By the light of a firefly, science is one step closer to a malaria vaccine.
Using a genetic technique known as transfection, a group of researchers at the School of Public Health were able to induce Plasmodium, the malaria parasite, to produce luciferase, the enzyme used by fireflies to emit light.
In essence, the team had created a luminous Plasmodium, one which should shed some light on the genetic processes which eventually lead to human infection by malaria and disease.
"One is now going to be able to functionally analyze parasite genes which may lead to genetically attenuated malaria parasites as vaccines," said Professor of Tropical Public Health Dyann F. Wirth, one of the project's collaborators.

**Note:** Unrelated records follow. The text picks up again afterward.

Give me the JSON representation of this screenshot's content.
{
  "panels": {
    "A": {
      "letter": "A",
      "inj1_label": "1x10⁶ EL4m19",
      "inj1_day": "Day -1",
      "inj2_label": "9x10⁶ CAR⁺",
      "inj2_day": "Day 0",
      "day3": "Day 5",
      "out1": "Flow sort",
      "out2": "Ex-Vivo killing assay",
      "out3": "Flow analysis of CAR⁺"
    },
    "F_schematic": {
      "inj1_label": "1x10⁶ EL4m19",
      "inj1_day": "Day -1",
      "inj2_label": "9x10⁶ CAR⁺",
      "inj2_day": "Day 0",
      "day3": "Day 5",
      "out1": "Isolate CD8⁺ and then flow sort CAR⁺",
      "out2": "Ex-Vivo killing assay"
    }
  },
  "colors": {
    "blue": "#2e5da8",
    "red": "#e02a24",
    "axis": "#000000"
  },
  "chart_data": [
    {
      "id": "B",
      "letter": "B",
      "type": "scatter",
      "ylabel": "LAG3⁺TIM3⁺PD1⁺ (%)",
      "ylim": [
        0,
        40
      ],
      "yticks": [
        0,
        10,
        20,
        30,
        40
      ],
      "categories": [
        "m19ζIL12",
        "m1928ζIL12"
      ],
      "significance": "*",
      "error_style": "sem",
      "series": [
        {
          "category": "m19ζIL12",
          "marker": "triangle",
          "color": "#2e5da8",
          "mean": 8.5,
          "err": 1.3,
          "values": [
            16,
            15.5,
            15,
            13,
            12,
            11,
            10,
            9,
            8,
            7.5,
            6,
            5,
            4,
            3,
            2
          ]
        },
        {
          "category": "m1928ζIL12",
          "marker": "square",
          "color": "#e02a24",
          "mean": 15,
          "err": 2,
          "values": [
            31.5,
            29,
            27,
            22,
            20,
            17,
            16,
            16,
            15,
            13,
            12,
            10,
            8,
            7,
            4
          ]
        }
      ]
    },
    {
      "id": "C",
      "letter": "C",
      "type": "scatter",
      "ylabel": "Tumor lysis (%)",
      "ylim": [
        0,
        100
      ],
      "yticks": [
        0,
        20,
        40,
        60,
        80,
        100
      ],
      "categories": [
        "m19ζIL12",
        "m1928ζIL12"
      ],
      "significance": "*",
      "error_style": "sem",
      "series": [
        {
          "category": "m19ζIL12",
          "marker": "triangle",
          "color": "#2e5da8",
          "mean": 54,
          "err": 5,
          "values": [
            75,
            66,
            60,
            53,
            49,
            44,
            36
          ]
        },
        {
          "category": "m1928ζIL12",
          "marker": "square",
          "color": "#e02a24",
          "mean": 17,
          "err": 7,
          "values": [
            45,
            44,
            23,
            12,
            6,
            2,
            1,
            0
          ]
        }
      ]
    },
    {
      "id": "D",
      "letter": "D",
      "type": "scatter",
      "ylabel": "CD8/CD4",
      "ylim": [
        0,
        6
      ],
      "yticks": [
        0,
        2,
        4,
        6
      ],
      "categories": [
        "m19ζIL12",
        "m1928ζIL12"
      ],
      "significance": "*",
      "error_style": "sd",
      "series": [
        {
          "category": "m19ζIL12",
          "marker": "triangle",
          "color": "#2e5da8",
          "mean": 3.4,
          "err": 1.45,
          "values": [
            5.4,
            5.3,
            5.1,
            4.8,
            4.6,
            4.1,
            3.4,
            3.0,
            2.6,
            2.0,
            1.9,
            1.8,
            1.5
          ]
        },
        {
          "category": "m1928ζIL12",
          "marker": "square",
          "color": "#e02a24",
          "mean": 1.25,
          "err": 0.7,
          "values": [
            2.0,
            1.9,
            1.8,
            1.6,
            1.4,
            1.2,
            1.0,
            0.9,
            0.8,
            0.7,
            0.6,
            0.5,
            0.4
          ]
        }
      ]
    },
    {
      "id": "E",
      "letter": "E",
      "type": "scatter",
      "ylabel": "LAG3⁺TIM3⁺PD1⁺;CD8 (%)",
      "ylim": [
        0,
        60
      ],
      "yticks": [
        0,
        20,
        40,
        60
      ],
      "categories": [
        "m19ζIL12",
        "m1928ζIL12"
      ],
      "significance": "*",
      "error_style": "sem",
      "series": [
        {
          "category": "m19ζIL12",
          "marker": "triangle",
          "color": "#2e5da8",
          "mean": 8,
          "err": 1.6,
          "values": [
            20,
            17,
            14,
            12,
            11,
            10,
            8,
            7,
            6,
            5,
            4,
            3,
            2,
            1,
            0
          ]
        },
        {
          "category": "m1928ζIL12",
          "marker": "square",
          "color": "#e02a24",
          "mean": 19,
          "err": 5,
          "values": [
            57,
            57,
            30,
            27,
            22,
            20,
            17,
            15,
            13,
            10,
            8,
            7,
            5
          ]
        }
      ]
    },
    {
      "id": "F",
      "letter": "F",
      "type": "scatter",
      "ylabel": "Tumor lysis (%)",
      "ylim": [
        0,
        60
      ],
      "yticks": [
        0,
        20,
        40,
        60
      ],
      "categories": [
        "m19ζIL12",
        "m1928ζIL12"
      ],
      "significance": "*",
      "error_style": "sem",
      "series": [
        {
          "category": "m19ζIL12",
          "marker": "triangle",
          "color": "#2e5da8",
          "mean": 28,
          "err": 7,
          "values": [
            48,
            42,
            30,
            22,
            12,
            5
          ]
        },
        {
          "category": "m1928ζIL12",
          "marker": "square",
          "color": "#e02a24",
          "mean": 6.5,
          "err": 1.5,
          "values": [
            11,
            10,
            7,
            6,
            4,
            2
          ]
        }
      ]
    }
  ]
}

Currently, many vaccines such as that for the flu rely on such attenuated, or weak, viruses. After an initial weak response to the harmless version of the virus, the body can mount a successful attack against subsequent infections.
Wirth suggested that the flu vaccine presents a model for using her team's successful transfection technique for such a treatment against malaria.
"The next step is to understand the parasite genes and to genetically engineer malaria parasites in order to prevent it from causing disease, as in the influenza vaccine," Wirth said.
Wirth and her colleagues reported their findings in the June 1 issue of the Proceedings of the National Academy of Sciences.
"It's a preliminary study that is interesting because it begins to use the manipulation of malaria as a genetic system," said Dr. Samuel I. Miller, assistant professor of medicine at the Medical School and a member of the Infectious Diseases Unit at Massachusetts General Hospital.